The city Middelfart is located on Funen in the South-Region of Denmark, with around 15.246 inhabitants. Middelfart District Heating System is divided into two areas (Hessgade and Fynsgade), and are organizationally in charge of both Middelfart District Heating Area, but also Nørre Åby District Heating Area. Middelfart DH does not supply Nørre Åby, since they have their own local energy system, meaning Middelfart DH only supplies the city of Middelfart.
The city of Tuzla is placed in North-East part of the country, with around 170,000 inhabitants. The DH system is based on cogeneration (CHP) in Tuzla’s coal-based power plant (Tuzla TPP)operated by EPBiH power utility. Tuzla TPP is the supplier of heat to both Tuzla City (220 MWth) and Lukavac city (50 MWth). In the near future, the town of Živinice is planned to be supplied with a thermal power of 70 MWth.

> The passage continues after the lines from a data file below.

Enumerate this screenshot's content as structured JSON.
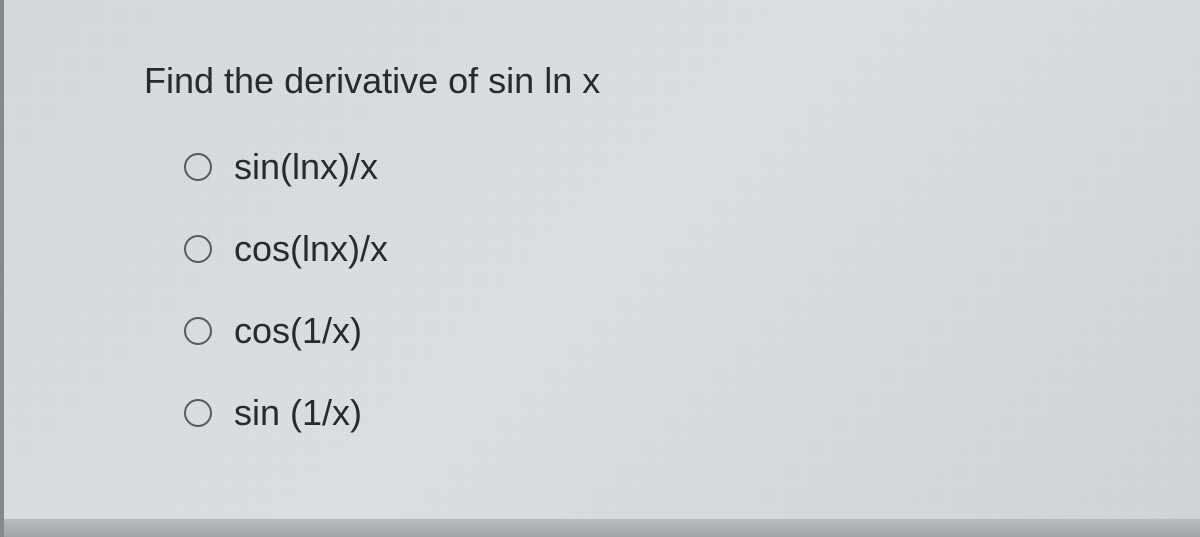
{
  "question": {
    "prompt": "Find the derivative of sin ln x",
    "options": [
      {
        "label": "sin(lnx)/x",
        "selected": false
      },
      {
        "label": "cos(lnx)/x",
        "selected": false
      },
      {
        "label": "cos(1/x)",
        "selected": false
      },
      {
        "label": "sin (1/x)",
        "selected": false
      }
    ]
  },
  "styling": {
    "background_color": "#d8dde0",
    "text_color": "#2a2a2a",
    "radio_border_color": "#5a5a5a",
    "question_fontsize": 36,
    "option_fontsize": 36,
    "font_family": "Arial"
  }
}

The City of Kortrijk installed a pilot heatnet at Kortrijk Weide, as a nucleus for further extensions in the city. The feasibility to install a heatnet backbone from the waste incinerator at the outskirts of the city, along the River Leie, to the city center was researched. As many building projects are taking place along the river, this would create the opportunity to connect over 1,000 households.
Within a privately owned residential building a variety of technologies are implemented to reduce the energy consumption. Both a solar heating system and heat pump are connected to a boiler for the heating of water. This water is used as sanitary hot water. Space heating and cooling is achieved from fan coil units (FCUs); where hot or cold water circulates inside the convectors depending on the need. Finally, underfloor heating is established through a closed water pipe system, with a heat pump as heating source. The monitoring of the entire system takes place in one control unit.
In the small Slovenian town Kuzma a district heating network is established based on biomass burning. The investments were made by a private company, with the financial support of the national government, and the aim of reducing energy prices in the area. The biomass used is collected from local wood owners in the neighbourhood and converted into heat by two biomass boilers. In combination with a 10 m3 storage tank for peak load no additional heat source is required to supply heating to 58 houses and some other residential buildings.
The biomass heating plant and district heating grid in Güttenbach (Austria) was built in 1997. The boilers are fired with wood chips from local forests. There are two boilers installed, one biomass boiler with 1 MW capacity and one oil boiler for peak load and backup with 1.3 MW capacity. The village of Güttenbach has about 900 inhabitants and an area of 16 km2. The district heating grid has a length of 12 km with about 240 connected consumers. Each year there are 5,200 MWh heat sold to the consumers.
In the Achental Valley, a mountainous area located in the south of Germany, a heating grid has been installed driven by wood chip burning. The potential of using biomass in the region has been discovered during the European RES-Integration project. This project has studied renewable energy potential in various poor regions across Europe. It resulted in the installation of a biomass center in Achental in combination with a boiler house, connected to a heating grid for 500 consumers.
In the south of Germany a small district heating network has been installed in the town of Mietraching/Bad Aibling. The main sources of district heating are a woodchip boiler, mainly used in cold days, and solar collectors, mainly used in the warm days. The solar collectors are connected to centralised and decentralised buffer tanks for energy storage. Furthermore, a gas installation is delivering peak load for in mid-winter. The district heating network supplies heating to about 130 households, 2 schools, office buildings and a hotel.